Appeals court asked to review Michigan's racial preferences

Washington, D.C. –Applicants challenging minority admissions preferences at the University of Michigan asked a federal appeals court today to review a judge’s ruling that the current system of preferences is legal. The request comes in response to the University’s recent petition asking the court to review a parallel ruling that the admissions system in place prior to 1999 was unconstitutional. In the latter ruling in Gratz v. Bolllinger, U.S District Court Judge Patrick Duggan concluded that Michigan’s College of Literature, Science, and the Arts “systematically exclude[d] a certain group of non-minority applicants from participating in the admissions process based solely on account of their race.”
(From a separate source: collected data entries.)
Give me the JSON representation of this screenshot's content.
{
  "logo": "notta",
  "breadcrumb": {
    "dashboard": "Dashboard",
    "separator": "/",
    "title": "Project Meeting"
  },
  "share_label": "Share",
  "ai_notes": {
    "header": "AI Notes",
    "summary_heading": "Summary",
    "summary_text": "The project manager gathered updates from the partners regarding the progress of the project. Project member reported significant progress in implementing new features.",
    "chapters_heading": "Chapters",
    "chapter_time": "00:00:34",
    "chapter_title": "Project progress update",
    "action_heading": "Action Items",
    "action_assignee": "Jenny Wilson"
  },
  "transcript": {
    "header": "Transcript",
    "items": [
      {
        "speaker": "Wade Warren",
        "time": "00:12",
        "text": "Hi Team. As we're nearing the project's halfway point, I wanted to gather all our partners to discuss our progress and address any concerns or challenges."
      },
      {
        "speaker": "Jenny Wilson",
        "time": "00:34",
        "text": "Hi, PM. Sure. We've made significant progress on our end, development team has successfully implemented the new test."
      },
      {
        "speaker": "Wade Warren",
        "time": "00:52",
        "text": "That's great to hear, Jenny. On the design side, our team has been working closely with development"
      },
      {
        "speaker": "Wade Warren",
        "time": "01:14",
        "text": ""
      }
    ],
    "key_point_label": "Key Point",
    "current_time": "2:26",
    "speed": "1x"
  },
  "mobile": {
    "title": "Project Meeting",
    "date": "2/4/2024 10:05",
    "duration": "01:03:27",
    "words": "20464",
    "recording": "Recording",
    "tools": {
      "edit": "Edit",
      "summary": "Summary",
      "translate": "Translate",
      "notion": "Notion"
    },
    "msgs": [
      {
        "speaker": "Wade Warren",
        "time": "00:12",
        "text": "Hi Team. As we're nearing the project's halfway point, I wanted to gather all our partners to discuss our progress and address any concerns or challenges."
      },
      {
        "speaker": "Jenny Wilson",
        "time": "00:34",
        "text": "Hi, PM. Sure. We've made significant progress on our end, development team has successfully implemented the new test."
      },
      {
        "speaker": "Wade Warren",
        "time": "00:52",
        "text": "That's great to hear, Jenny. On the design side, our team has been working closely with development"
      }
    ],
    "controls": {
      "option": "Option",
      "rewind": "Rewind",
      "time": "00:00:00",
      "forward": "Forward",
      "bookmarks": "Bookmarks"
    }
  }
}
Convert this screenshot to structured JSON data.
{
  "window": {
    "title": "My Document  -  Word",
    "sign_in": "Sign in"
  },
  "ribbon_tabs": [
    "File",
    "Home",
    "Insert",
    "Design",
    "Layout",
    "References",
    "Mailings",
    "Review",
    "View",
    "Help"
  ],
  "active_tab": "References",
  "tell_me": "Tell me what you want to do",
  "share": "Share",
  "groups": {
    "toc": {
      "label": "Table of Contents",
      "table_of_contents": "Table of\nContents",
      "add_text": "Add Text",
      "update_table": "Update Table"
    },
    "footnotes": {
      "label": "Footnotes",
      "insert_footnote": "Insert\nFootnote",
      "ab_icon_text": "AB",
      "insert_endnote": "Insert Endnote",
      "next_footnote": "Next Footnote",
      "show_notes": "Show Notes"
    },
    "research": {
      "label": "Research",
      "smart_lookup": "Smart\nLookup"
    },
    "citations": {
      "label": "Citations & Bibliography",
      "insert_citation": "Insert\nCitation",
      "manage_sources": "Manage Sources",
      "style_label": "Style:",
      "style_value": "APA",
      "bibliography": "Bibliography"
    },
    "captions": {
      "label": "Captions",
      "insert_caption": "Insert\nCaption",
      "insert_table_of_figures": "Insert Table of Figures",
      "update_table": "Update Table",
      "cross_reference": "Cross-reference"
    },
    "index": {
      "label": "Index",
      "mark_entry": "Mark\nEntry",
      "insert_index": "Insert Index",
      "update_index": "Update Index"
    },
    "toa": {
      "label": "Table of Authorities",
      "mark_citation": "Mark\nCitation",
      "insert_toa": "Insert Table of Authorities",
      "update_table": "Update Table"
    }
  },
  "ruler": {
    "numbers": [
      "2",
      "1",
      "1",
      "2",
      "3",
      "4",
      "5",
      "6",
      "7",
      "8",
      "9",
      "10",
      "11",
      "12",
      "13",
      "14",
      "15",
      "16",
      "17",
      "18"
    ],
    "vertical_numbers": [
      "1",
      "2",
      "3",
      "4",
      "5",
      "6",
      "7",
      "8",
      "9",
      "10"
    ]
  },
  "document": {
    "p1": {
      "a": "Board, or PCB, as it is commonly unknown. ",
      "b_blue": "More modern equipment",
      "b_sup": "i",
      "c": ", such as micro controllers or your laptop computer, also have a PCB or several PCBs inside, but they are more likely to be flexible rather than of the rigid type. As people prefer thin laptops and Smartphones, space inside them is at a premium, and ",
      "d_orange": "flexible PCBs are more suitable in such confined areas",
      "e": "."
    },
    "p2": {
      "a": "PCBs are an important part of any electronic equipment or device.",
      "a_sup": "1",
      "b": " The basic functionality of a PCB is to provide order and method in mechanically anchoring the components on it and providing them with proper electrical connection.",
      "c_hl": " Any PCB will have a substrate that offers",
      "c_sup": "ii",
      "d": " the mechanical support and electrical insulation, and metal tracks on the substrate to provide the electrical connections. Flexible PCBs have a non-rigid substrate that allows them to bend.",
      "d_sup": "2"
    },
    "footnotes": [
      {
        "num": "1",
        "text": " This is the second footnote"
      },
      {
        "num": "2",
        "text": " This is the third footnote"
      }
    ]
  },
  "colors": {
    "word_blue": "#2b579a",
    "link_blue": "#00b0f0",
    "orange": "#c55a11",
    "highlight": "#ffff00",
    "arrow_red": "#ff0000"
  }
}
In their response to the University’s Petition for Permission for Appeal, plaintiffs Jennifer Gratz and Patrick Hamacher ask the U.S. Court of Appeals for the Sixth Circuit to decide two issues which “will invariably affect the outcome of the case.” The issues are: “is educational diversity a compelling state interest sufficient to justify race-based discrimination in admissions” and, “if so, is the University of Michigan’s admissions plan narrowly tailored to advance that interest?”

The plaintiffs maintain that the answer to both questions is no. Throughout the litigation, they have pointed out that a majority of the Supreme Court has never supported the use of racial preferences to achieve a diverse student body. Moreover, they note, even the current admissions system employed by the College fails to meet the standard for the limited use of preferences endorsed by one Supreme Court Justice. The current system gives black, Hispanic, and native American applicants a 20-point bonus, equivalent to the difference between an A and B high school average.

“The University admits that its current admissions policies differ only cosmetically from the previous system found to be illegal,” noted Curt Levey, Director of Legal & Public Affairs at the Center for Individual Rights (CIR). “Like the previous system, the 20-point bonus means that white and Asian applicants are often rejected solely because of their skin color,” he explained. Because Gratz and Hamacher were rejected under the old system, they are entitled to whatever damages they can demonstrate.

A separate lawsuit, Grutter v. Bolllinger, challenges minority admissions preferences at the University of Michigan Law School. Unlike Gratz, which was decided on summary judgment, the law school case resulted in a trial, which concluded on February 16. A decision could come at any time. The plaintiffs in both lawsuits are represented by CIR and Minneapolis’s Maslon, Edelman, Borman & Brand. Legal analysts believe that one or both of the cases may well be headed for the U.S. Supreme Court.